Il mare, il bosco, il centro storico. Il primo è il Tirreno: a chi lo scorge dall’alto scintillante come piombo fuso sembra lontano, ma è raggiungibile in circa dieci minuti d’auto. Poi, anch’essa distante solo un quarto d’ora, la selva rigogliosa con la valle del fiume Oliva. E infine, arroccato su un’alta rupe a poco più di 500 metri d’altitudine, il nucleo antico, oggetto di una intelligente opera di ricostruzione e riqualificazione. Sono le tre risorse che rendono gradevole il soggiorno ad Ajello Calabro, centro di antichissimo insediamento, che nelle sue pietre e tradizioni popolari, sia civili che religiose, reca l’impronta di tanta storia trascorsa, non di rado turbolenta. Oggi invece è quieta e rilassante cittadina che non raggiunge i tremila abitanti. Questo piccolo gioiello del Cosentino culmina nei resti del Castello – una delle più munite fortificazioni del Sud Italia, risalente all’epoca dei normanni, intorno al Mille – e va assaporato nel reticolo silenzioso delle vie lastricate in pietra locale, negli antichi edifici senza preziosismi, che pur nella varietà delle epoche mostrano un’unità di stile fatto di armonia e dignità.
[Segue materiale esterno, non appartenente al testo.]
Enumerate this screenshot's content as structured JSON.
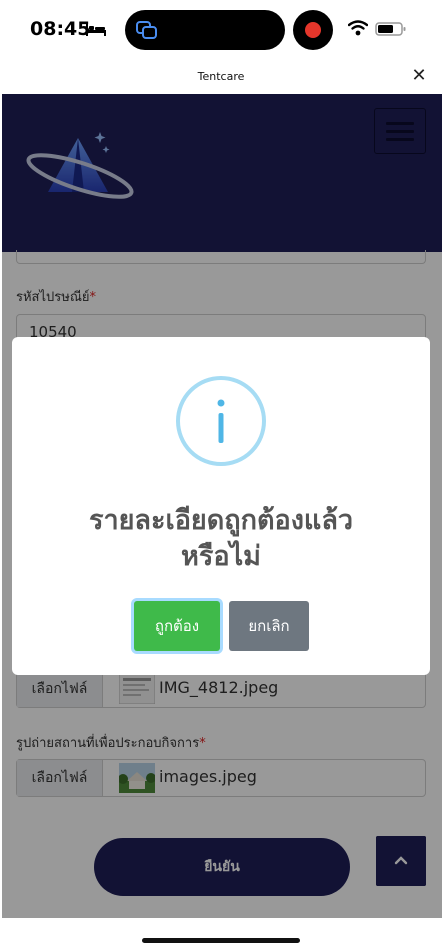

Non pochi gli stemmati palazzi patrizi, tra cui spicca quello bellissimo dei Cybo-Malaspina (XVI secolo), a dimostrazione di una preferenza per questo sito fin dall’epoca della dominazione normanna, poi angioina, aragonese, francese… Sito la cui importanza era testimoniata, un tempo, anche dal numero di chiese piuttosto cospicuo rispetto a un centro così piccolo, e dalla nutrita presenza di notai fin dal 1300.
Nel corso dei secoli, più volte i terremoti funestarono questa cittadina, insieme ad altre zone della Calabria. Mantengono viva la memoria di quello del 1905, che provocò 22 vittime, le baracche costruite dai milanesi nella parte bassa dell’abitato per i superstiti senza tetto. Di recente restaurate e tuttora abitate dai loro discendenti, dicono, al di là di ogni tragedia, una speranza di rinascita, così come sembra sentenziare questo antico proverbio inciso su una lapide della collezione Longo: «Lu tempu è mastru, e tu speri ca vidi» (Il tempo è maestro, spera e vedrai).